Sometimes the summers in New Jersey get really nasty. The heat is one thing, but it only gets oppressive when the air is so full of water that motion becomes a struggle. Cold showers help, sort of, but five minutes later, the sticky film grows on your physical self which causes discomfort and helpless anxiety in your mental self.

At some point in time in the life that I have lived until now, I met Lenny. His furry brown beard remained free of the brainwashing effects of comb and brush. The oddly-shaped bulbous mass of flesh above his moustache served as a breathing apparatus and as a handy perch for his smudged eyeglasses. He wore his favorite T-shirt for weeks at a time. He didn’t bathe on a regular basis. Acknowledging the cage-like effect thick humidity imposed upon humans and not worrying about it, allowed Lenny to concentrate on other things. Many people spend time trying to escape the heat not understanding that if they just changed how they thought about the inevitable, they would be free to do whatever they felt.

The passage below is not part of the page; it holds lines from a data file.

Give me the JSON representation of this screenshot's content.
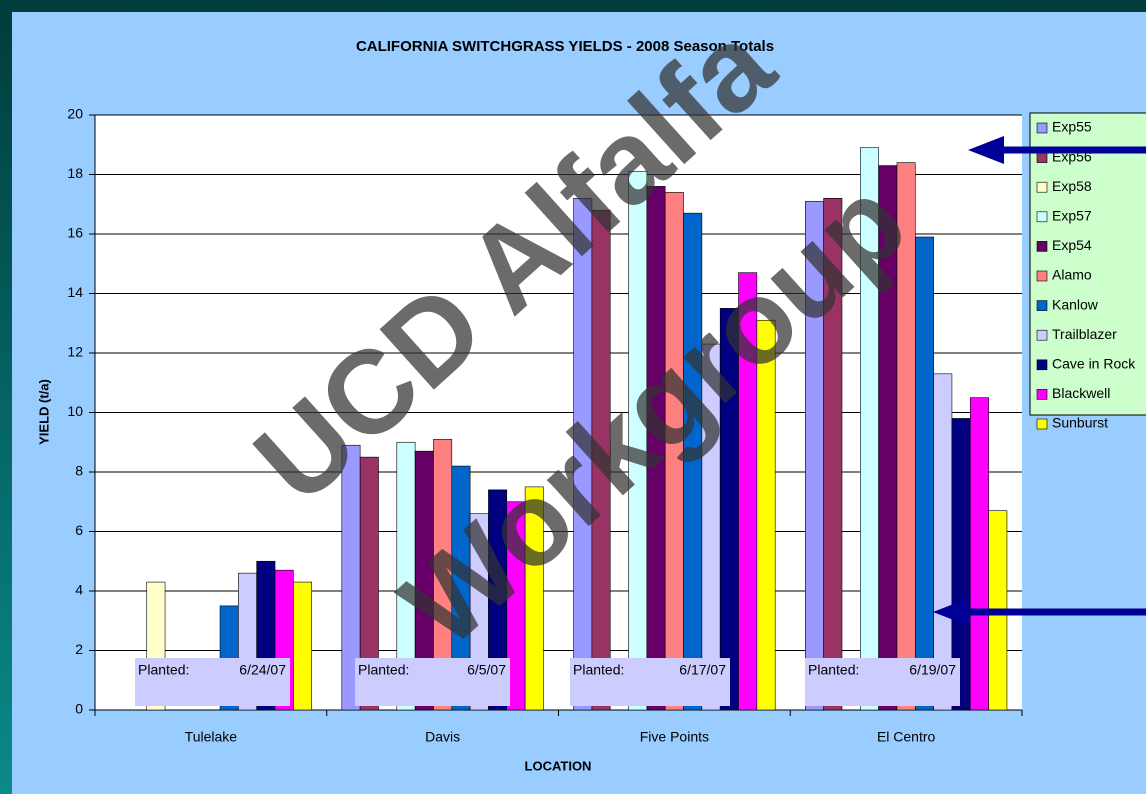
{
  "chart_data": {
    "type": "bar",
    "title": "CALIFORNIA SWITCHGRASS YIELDS - 2008 Season Totals",
    "x_label": "LOCATION",
    "y_label": "YIELD (t/a)",
    "categories": [
      "Tulelake",
      "Davis",
      "Five Points",
      "El Centro"
    ],
    "series": [
      {
        "name": "Exp55",
        "color": "#9999ff",
        "values": [
          null,
          8.9,
          17.2,
          17.1
        ]
      },
      {
        "name": "Exp56",
        "color": "#993366",
        "values": [
          null,
          8.5,
          16.8,
          17.2
        ]
      },
      {
        "name": "Exp58",
        "color": "#ffffcc",
        "values": [
          4.3,
          null,
          null,
          null
        ]
      },
      {
        "name": "Exp57",
        "color": "#ccffff",
        "values": [
          null,
          9.0,
          18.1,
          18.9
        ]
      },
      {
        "name": "Exp54",
        "color": "#660066",
        "values": [
          null,
          8.7,
          17.6,
          18.3
        ]
      },
      {
        "name": "Alamo",
        "color": "#ff8080",
        "values": [
          null,
          9.1,
          17.4,
          18.4
        ]
      },
      {
        "name": "Kanlow",
        "color": "#0066cc",
        "values": [
          3.5,
          8.2,
          16.7,
          15.9
        ]
      },
      {
        "name": "Trailblazer",
        "color": "#ccccff",
        "values": [
          4.6,
          6.6,
          12.3,
          11.3
        ]
      },
      {
        "name": "Cave in Rock",
        "color": "#000080",
        "values": [
          5.0,
          7.4,
          13.5,
          9.8
        ]
      },
      {
        "name": "Blackwell",
        "color": "#ff00ff",
        "values": [
          4.7,
          7.0,
          14.7,
          10.5
        ]
      },
      {
        "name": "Sunburst",
        "color": "#ffff00",
        "values": [
          4.3,
          7.5,
          13.1,
          6.7
        ]
      }
    ],
    "ylim": [
      0,
      20
    ],
    "yticks": [
      0,
      2,
      4,
      6,
      8,
      10,
      12,
      14,
      16,
      18,
      20
    ],
    "grid": true,
    "annotations": [
      {
        "label": "Planted:",
        "date": "6/24/07"
      },
      {
        "label": "Planted:",
        "date": "6/5/07"
      },
      {
        "label": "Planted:",
        "date": "6/17/07"
      },
      {
        "label": "Planted:",
        "date": "6/19/07"
      }
    ],
    "watermark": [
      "UCD Alfalfa",
      "Workgroup"
    ]
  }
}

When I met Lenny, he told me to pick up bird shit and rat carcasses. He had been doing that for most of his life. At some point in time, long before the point we met, Lenny decided to help birds. Much of the time he was awake, Lenny nursed injured or orphaned birds back to health and if possible, set them free. Between a rarely traveled road and the edge of a crowded green murky swamp, a dozen large cages of varying largeness held secrets of the universe, which turned out not to be so secret after all.

So I said, “Okay, I’ll pick up bird shit and rat carcasses.” Lenny specialized in raptors – hawks, eagles, owls, falcons – birds that eat other birds for lunch. Feeding birds of prey is a little different than opening a small tin of salmon-flavored Fancy Feast for your fluffy white kitty. For the birds, you take a frozen white rat out of a freezer filled with frozen white rats and cut the rat into two halves: the beginning and the end, both of which are lunch. After allowing time to pass for proper thawing, serve chilled. There is less hypocrisy in chopping rats in half than in ordering a Meal Deal at McDonald’s or a pate de fucking foie gras at some inanely insanely expensive restaurant where people obsessed with materialism and French wine enjoy other humans acting like slaves. These same assholes judge fun and life by how much it costs.

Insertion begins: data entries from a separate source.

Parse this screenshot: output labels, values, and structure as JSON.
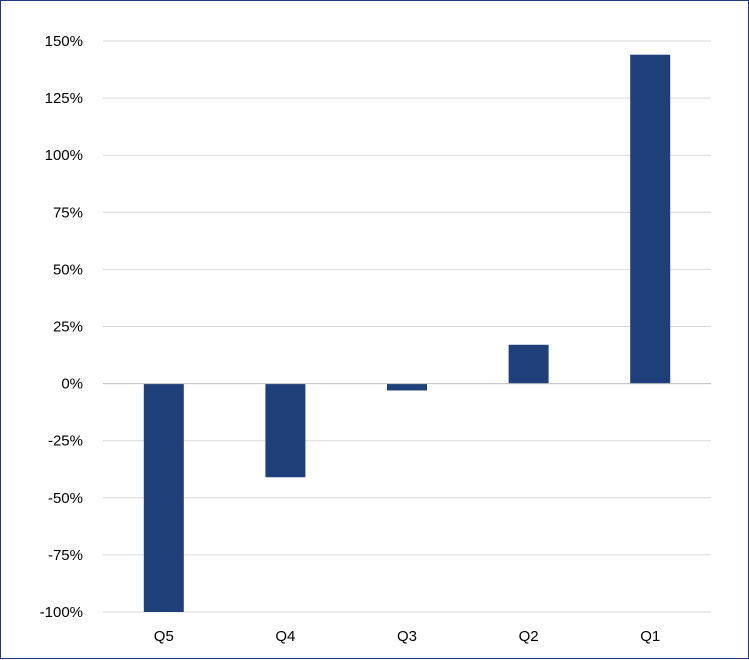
{
  "chart_data": {
    "type": "bar",
    "title": "",
    "xlabel": "",
    "ylabel": "",
    "categories": [
      "Q5",
      "Q4",
      "Q3",
      "Q2",
      "Q1"
    ],
    "values": [
      -100,
      -41,
      -3,
      17,
      144
    ],
    "ylim": [
      -100,
      150
    ],
    "y_ticks": [
      150,
      125,
      100,
      75,
      50,
      25,
      0,
      -25,
      -50,
      -75,
      -100
    ],
    "y_tick_labels": [
      "150%",
      "125%",
      "100%",
      "75%",
      "50%",
      "25%",
      "0%",
      "-25%",
      "-50%",
      "-75%",
      "-100%"
    ],
    "grid": true,
    "legend": "none",
    "bar_color": "#1f3f7a",
    "grid_color": "#d9d9d9",
    "axis_color": "#bfbfbf",
    "border_color": "#1f3c7a"
  }
}
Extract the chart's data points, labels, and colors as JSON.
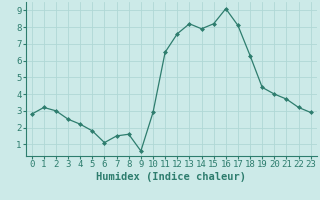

So I said, “Okay, I’ll pick up bird shit and rat carcasses.” The cages, while temporary prisons, were really big, so, if healthy, the birds could fly around, even though in a confined enclosure mandated by someone other than themselves.

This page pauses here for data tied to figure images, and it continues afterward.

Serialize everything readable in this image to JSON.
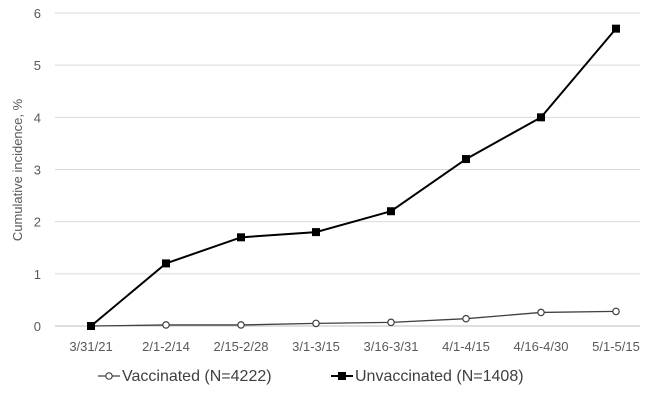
{
  "chart_data": {
    "type": "line",
    "title": "",
    "xlabel": "",
    "ylabel": "Cumulative incidence, %",
    "categories": [
      "3/31/21",
      "2/1-2/14",
      "2/15-2/28",
      "3/1-3/15",
      "3/16-3/31",
      "4/1-4/15",
      "4/16-4/30",
      "5/1-5/15"
    ],
    "ylim": [
      0,
      6
    ],
    "yticks": [
      "0",
      "1",
      "2",
      "3",
      "4",
      "5",
      "6"
    ],
    "grid": "horizontal",
    "legend": "bottom",
    "series": [
      {
        "name": "Vaccinated (N=4222)",
        "marker": "open-circle",
        "color": "#404040",
        "values": [
          0,
          0.02,
          0.02,
          0.05,
          0.07,
          0.14,
          0.26,
          0.28
        ]
      },
      {
        "name": "Unvaccinated (N=1408)",
        "marker": "filled-square",
        "color": "#000000",
        "values": [
          0,
          1.2,
          1.7,
          1.8,
          2.2,
          3.2,
          4.0,
          5.7
        ]
      }
    ]
  }
}
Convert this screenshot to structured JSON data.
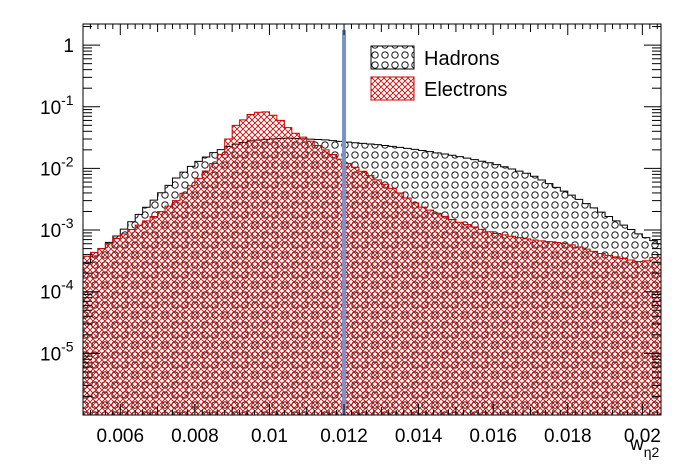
{
  "chart_data": {
    "type": "histogram",
    "xlabel": "w",
    "xlabel_subscript": "η2",
    "xlim": [
      0.005,
      0.0205
    ],
    "ylim": [
      1e-06,
      2.2
    ],
    "yscale": "log",
    "x_ticks": [
      0.006,
      0.008,
      0.01,
      0.012,
      0.014,
      0.016,
      0.018,
      0.02
    ],
    "x_tick_labels": [
      "0.006",
      "0.008",
      "0.01",
      "0.012",
      "0.014",
      "0.016",
      "0.018",
      "0.02"
    ],
    "y_ticks": [
      {
        "value": 1,
        "base": "1",
        "exp": ""
      },
      {
        "value": 0.1,
        "base": "10",
        "exp": "-1"
      },
      {
        "value": 0.01,
        "base": "10",
        "exp": "-2"
      },
      {
        "value": 0.001,
        "base": "10",
        "exp": "-3"
      },
      {
        "value": 0.0001,
        "base": "10",
        "exp": "-4"
      },
      {
        "value": 1e-05,
        "base": "10",
        "exp": "-5"
      }
    ],
    "legend_position": "top-right",
    "cut_line": {
      "x": 0.012,
      "color": "#7a93c8"
    },
    "series": [
      {
        "name": "Hadrons",
        "color": "#000000",
        "pattern": "circles",
        "points": [
          [
            0.005,
            0.00025
          ],
          [
            0.0055,
            0.0005
          ],
          [
            0.006,
            0.0009
          ],
          [
            0.0065,
            0.0018
          ],
          [
            0.007,
            0.0035
          ],
          [
            0.0075,
            0.007
          ],
          [
            0.008,
            0.012
          ],
          [
            0.0085,
            0.018
          ],
          [
            0.009,
            0.024
          ],
          [
            0.0095,
            0.028
          ],
          [
            0.01,
            0.03
          ],
          [
            0.0105,
            0.031
          ],
          [
            0.011,
            0.03
          ],
          [
            0.0115,
            0.029
          ],
          [
            0.012,
            0.027
          ],
          [
            0.013,
            0.024
          ],
          [
            0.014,
            0.02
          ],
          [
            0.015,
            0.016
          ],
          [
            0.016,
            0.012
          ],
          [
            0.017,
            0.008
          ],
          [
            0.018,
            0.004
          ],
          [
            0.019,
            0.0018
          ],
          [
            0.0195,
            0.0012
          ],
          [
            0.02,
            0.0008
          ],
          [
            0.0205,
            0.0006
          ]
        ]
      },
      {
        "name": "Electrons",
        "color": "#cc0000",
        "pattern": "crosshatch",
        "points": [
          [
            0.005,
            0.00035
          ],
          [
            0.0055,
            0.0005
          ],
          [
            0.006,
            0.0008
          ],
          [
            0.0065,
            0.0012
          ],
          [
            0.007,
            0.0018
          ],
          [
            0.0075,
            0.003
          ],
          [
            0.008,
            0.006
          ],
          [
            0.0085,
            0.012
          ],
          [
            0.0088,
            0.02
          ],
          [
            0.009,
            0.045
          ],
          [
            0.0095,
            0.075
          ],
          [
            0.0098,
            0.085
          ],
          [
            0.01,
            0.08
          ],
          [
            0.0103,
            0.06
          ],
          [
            0.0106,
            0.04
          ],
          [
            0.011,
            0.03
          ],
          [
            0.0115,
            0.02
          ],
          [
            0.012,
            0.013
          ],
          [
            0.0125,
            0.009
          ],
          [
            0.013,
            0.006
          ],
          [
            0.0135,
            0.004
          ],
          [
            0.014,
            0.0025
          ],
          [
            0.015,
            0.0014
          ],
          [
            0.016,
            0.0009
          ],
          [
            0.017,
            0.0007
          ],
          [
            0.018,
            0.0006
          ],
          [
            0.019,
            0.0004
          ],
          [
            0.02,
            0.0003
          ],
          [
            0.0205,
            0.0004
          ]
        ]
      }
    ]
  }
}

One morning I stood before the wooden door of a very big cage, my hands encased in yellow rubber dishwashing gloves. My left hand held a plastic bucket. My right hand held a small gardening shovel (it might have been a gardening trowel; I don’t know, I’ll check it out). My skull held a pituitary gland, a brain, and a medulla oblongata, which I guess is just a modest quantity of gray and red squishy stuff, but that squishy stuff enables me to write these words which you are reading right now, and which don’t count for shit but at least I’m not trying to sell you anything.

I put the gardening utensil in the plastic bucket, opened the door and went in. The sun rose high towards noon, heating the swamp like so much bread pudding. I smelled a rat.